Панин с подозрением покосился на Ричарда:
– Ты знал?
– Про то, что ты приволочешь из Мира-2 девицу, что ли? – Американец продемонстрировал, как нужно говорить слово «чиз». – Не знал, но догадывался. Представь себе, как тяжело мне было привлечь на свою сторону нашу разведку, нечаянно не выдав своей догадки о твоем помешательстве.
– Представляю.
Они уже размещались в «лайнере». И Ричард Дейн последний раз обводил окрестности еще ни разу не стрельнувшим «ТП-82», могущим своим зарядом опрокинуть бегущего навстречу тигра. И тогда по борту «Яка» затарахтели девятимиллиметровые пули пистолета-пулемета «Кедр». Затарахтели большой длинной очередью, потому как стреляли издалека и знали, что из оружия подобного класса на большие расстояния целиться бессмысленно. Длилась та длинная очередь не более трех секунд, потому как в обойме было всего-то тридцать патронов. И вот одна из обоймы, входящая в первую десятку, в те, что еще имели какую-то кучность, угодила в спину Ричарда Дейна.
И тогда он сразу сел и замер на секунду-полторы. И улыбка его улетучилась. А потом он пристегнул ремень, молча обернулся на Аврору, словно что-то прикидывая, и включил двигатели, развернутые в бетон.
Что есть война? Помимо всего прочего, разумеется. Есть она нагромождение случайностей, которые некоторые личности пытаются взять за горло и свести их, вместе с хаосом и противоречиями, к относительно предсказуемой системе.

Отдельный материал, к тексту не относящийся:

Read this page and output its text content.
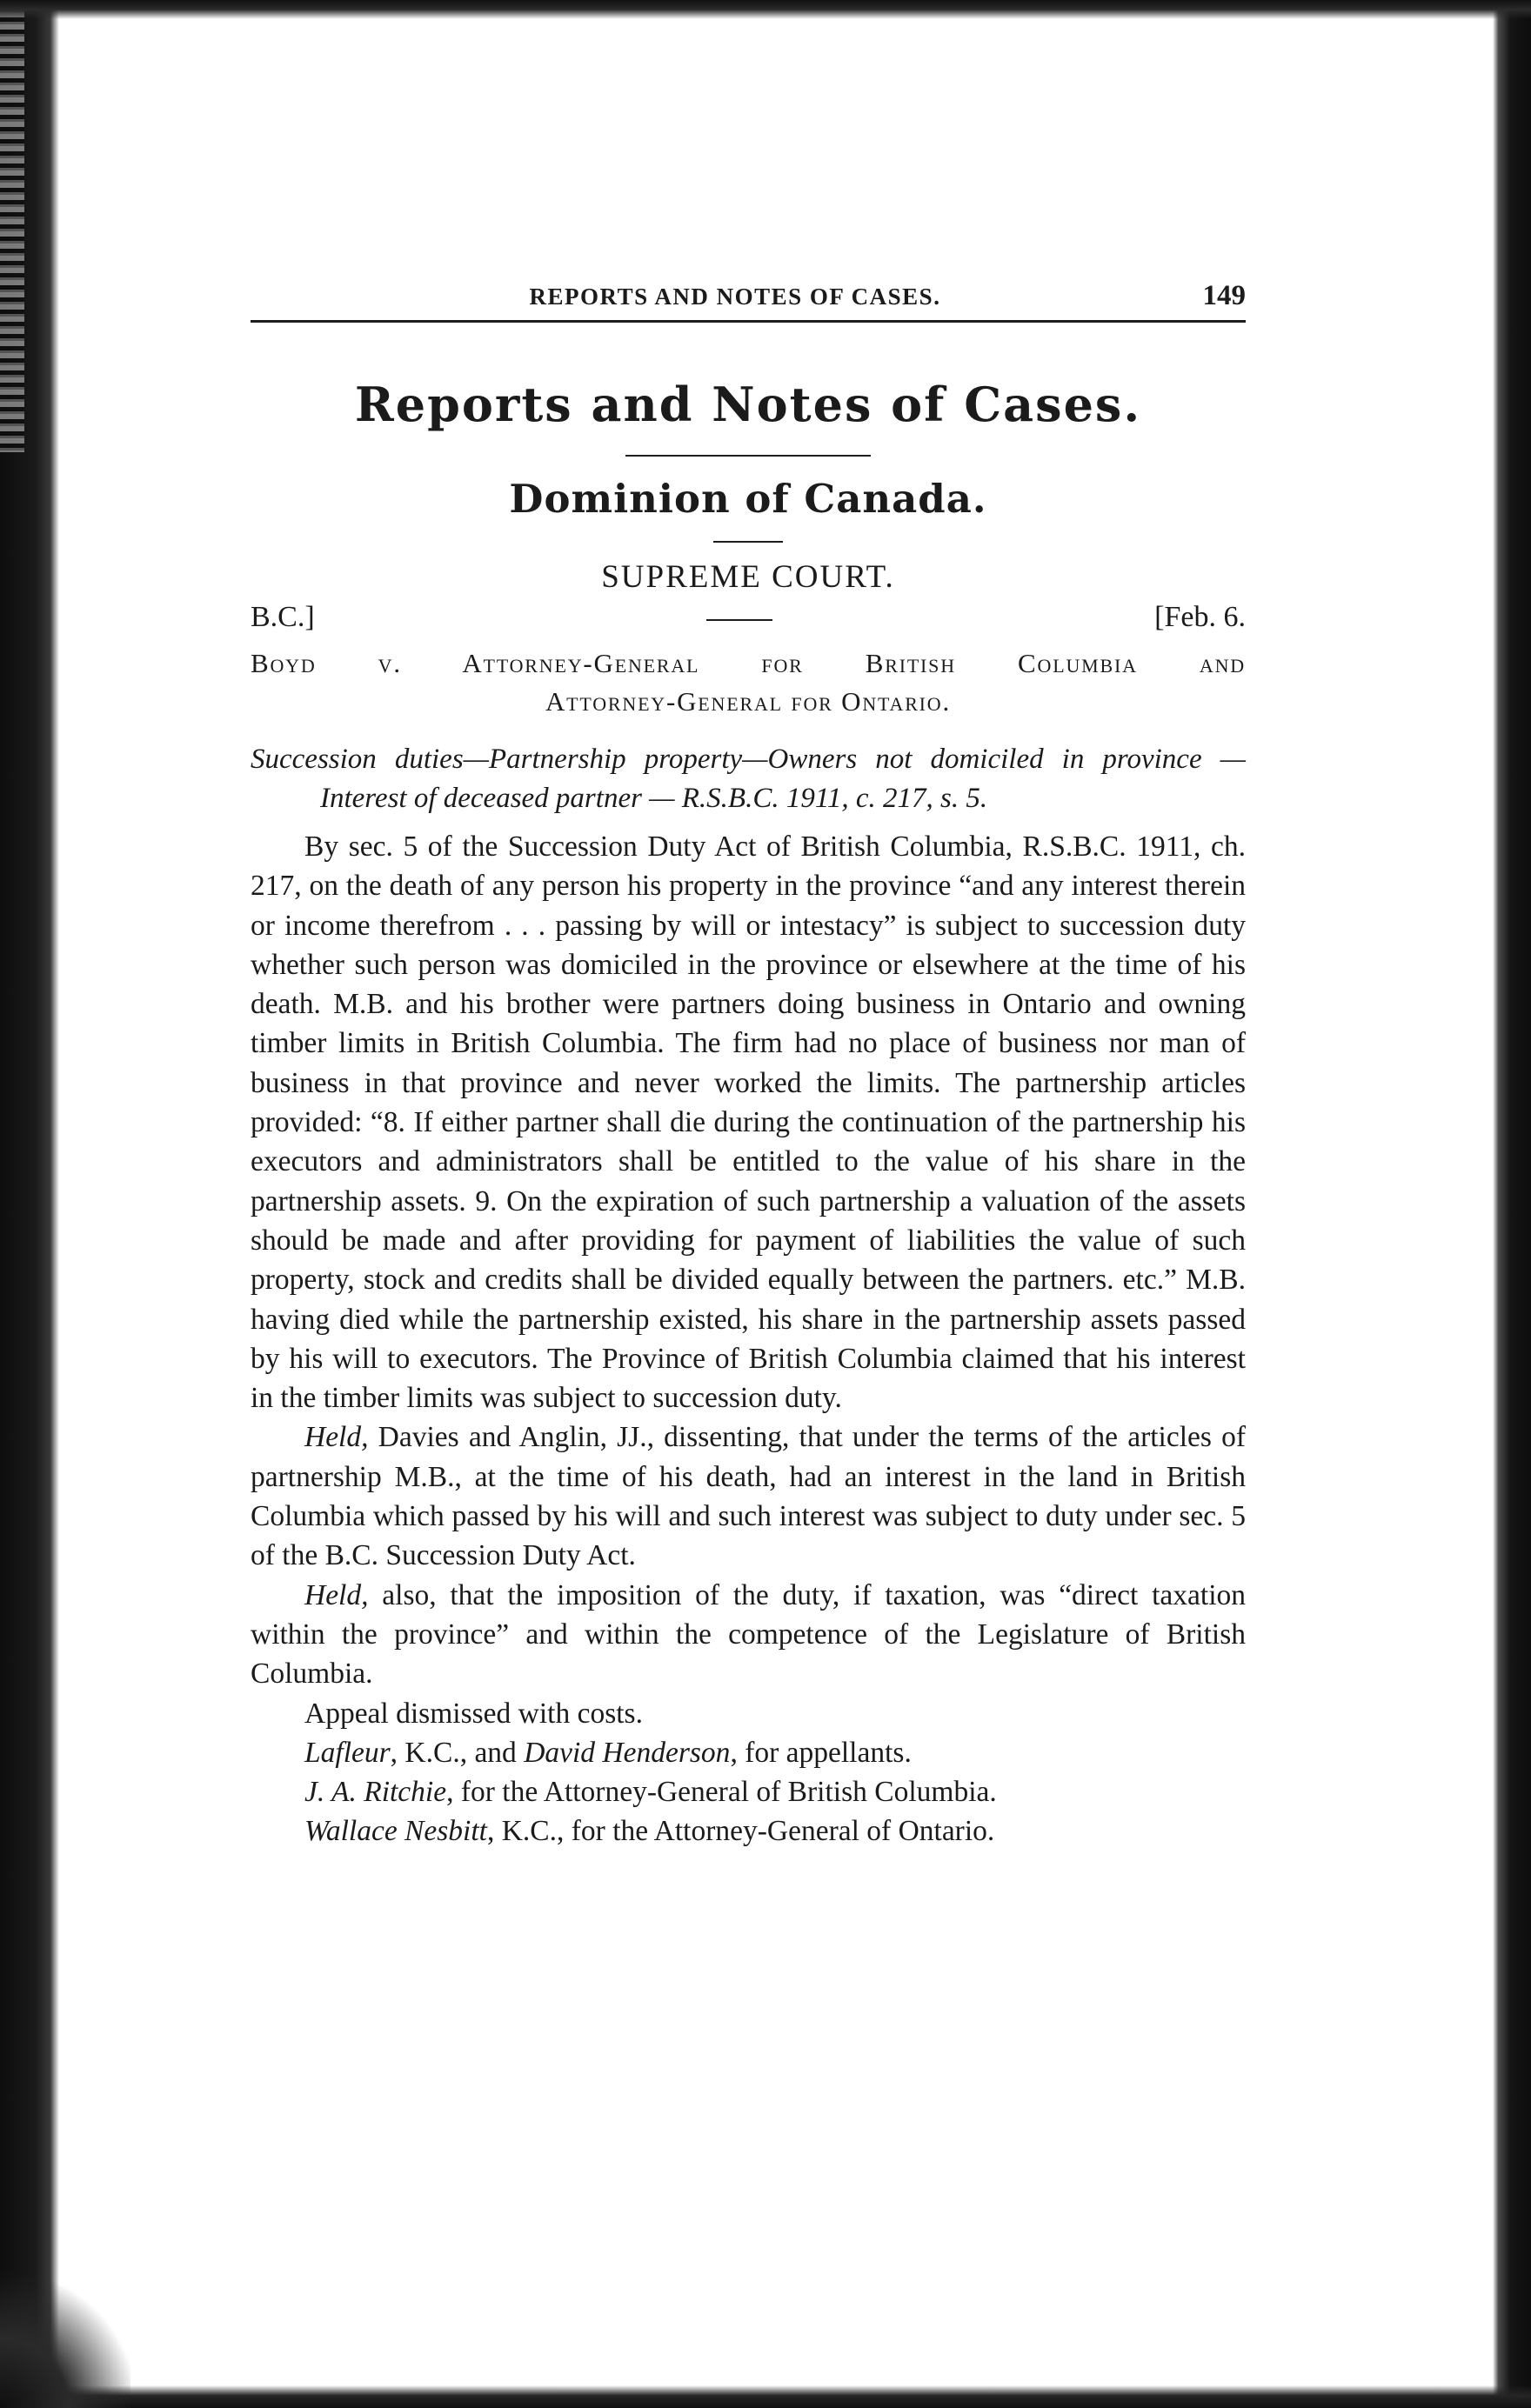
REPORTS AND NOTES OF CASES.	149
Reports and Notes of Cases.
Dominion of Canada.
SUPREME COURT.
B.C.]	[Feb. 6.
Boyd v. Attorney-General for British Columbia and
Attorney-General for Ontario.
Succession duties—Partnership property—Owners not domiciled in province — Interest of deceased partner — R.S.B.C. 1911, c. 217, s. 5.

By sec. 5 of the Succession Duty Act of British Columbia, R.S.B.C. 1911, ch. 217, on the death of any person his property in the province “and any interest therein or income therefrom . . . passing by will or intestacy” is subject to succession duty whether such person was domiciled in the province or elsewhere at the time of his death. M.B. and his brother were partners doing business in Ontario and owning timber limits in British Columbia. The firm had no place of business nor man of business in that province and never worked the limits. The partnership articles provided: “8. If either partner shall die during the continuation of the partnership his executors and administrators shall be entitled to the value of his share in the partnership assets. 9. On the expiration of such partnership a valuation of the assets should be made and after providing for payment of liabilities the value of such property, stock and credits shall be divided equally between the partners. etc.” M.B. having died while the partnership existed, his share in the partnership assets passed by his will to executors. The Province of British Columbia claimed that his interest in the timber limits was subject to succession duty.

Held, Davies and Anglin, JJ., dissenting, that under the terms of the articles of partnership M.B., at the time of his death, had an interest in the land in British Columbia which passed by his will and such interest was subject to duty under sec. 5 of the B.C. Succession Duty Act.

Held, also, that the imposition of the duty, if taxation, was “direct taxation within the province” and within the competence of the Legislature of British Columbia.

Appeal dismissed with costs.
Lafleur, K.C., and David Henderson, for appellants.
J. A. Ritchie, for the Attorney-General of British Columbia.
Wallace Nesbitt, K.C., for the Attorney-General of Ontario.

Танк Джумахунова взобрался на гребень. Даже сквозь ограниченную видимость смотровых щелей командирской башенки он мгновенно оценил раскинувшуюся картину. Может быть, тот, берегущий его в Сахаре аллах сработал и здесь, он все-таки не оказался в первых рядах прорыва. Несколько досрочно увядших красавцев «Т-34-85» дымили отсеченными головами-башнями или беспомощно шаркали огрызками лопнувших от сверхзвукового удара гусениц – их уже добивали, тщательно выбирая местечко для входа подкалиберной смерти. И, значит, первая линия наступающих танков не справилась с поставленной командованием задачей. А следовательно, теперь на вторую, на двести метров отставшую шеренгу танков ложилась – вместо добивания врага и расширения пробитого прохода – задача первых. Ну, что же – двум смертям не бывать, а одной…
– Цель слева – орудие, дальность триста метров! Централизованный огонь! – орал Джумахунов в микрофон. Он не занимал должности командира взвода, но сейчас приходилось им быть.
А башня уже тряслась от бьющих в лоб снарядов неизвестной массы. И звенело в голове, а уши отваливались, когда эти разогнанные стволами болванки гахали, не умея пробить двадцать пять сантиметров стали. Но большущая тяжелая машина уже разгонялась вниз, и резал пространство впереди курсовой пулемет. Может, иногда он и попадал, но главное, не давал тем, из чьих брустверов высекал искры, тщательно и неторопливо навести ручные гранатометы. И пушка тоже стреляла, так, как учил Сталин – с ходу и не останавливаясь. Да, не попадала, но у тех, кто целил в танк из окантованных песочными мешками укреплений, сбивались сердечные ритмы, слепли глаза и вздрагивали не вовремя руки – и тогда они тоже мазали. И можно бы было это продолжать вечно – эдакая игра в поддавки до скончания мира либо хотя бы до пустоты снарядных ящиков, но ведь танк сокращал дистанцию, а сзади на гребень уже ступала, заползала, вваливалась пехота – и значит, здесь, на обратном скате, росли силы наступающих. А еще получали лишнее время приданные танковой шеренге корректировщики огня. И тогда те, далекие батареи гаубиц получали наконец пищу для ненасытных жерл. И вершилось возмездие за догорающих в «Т-34-85».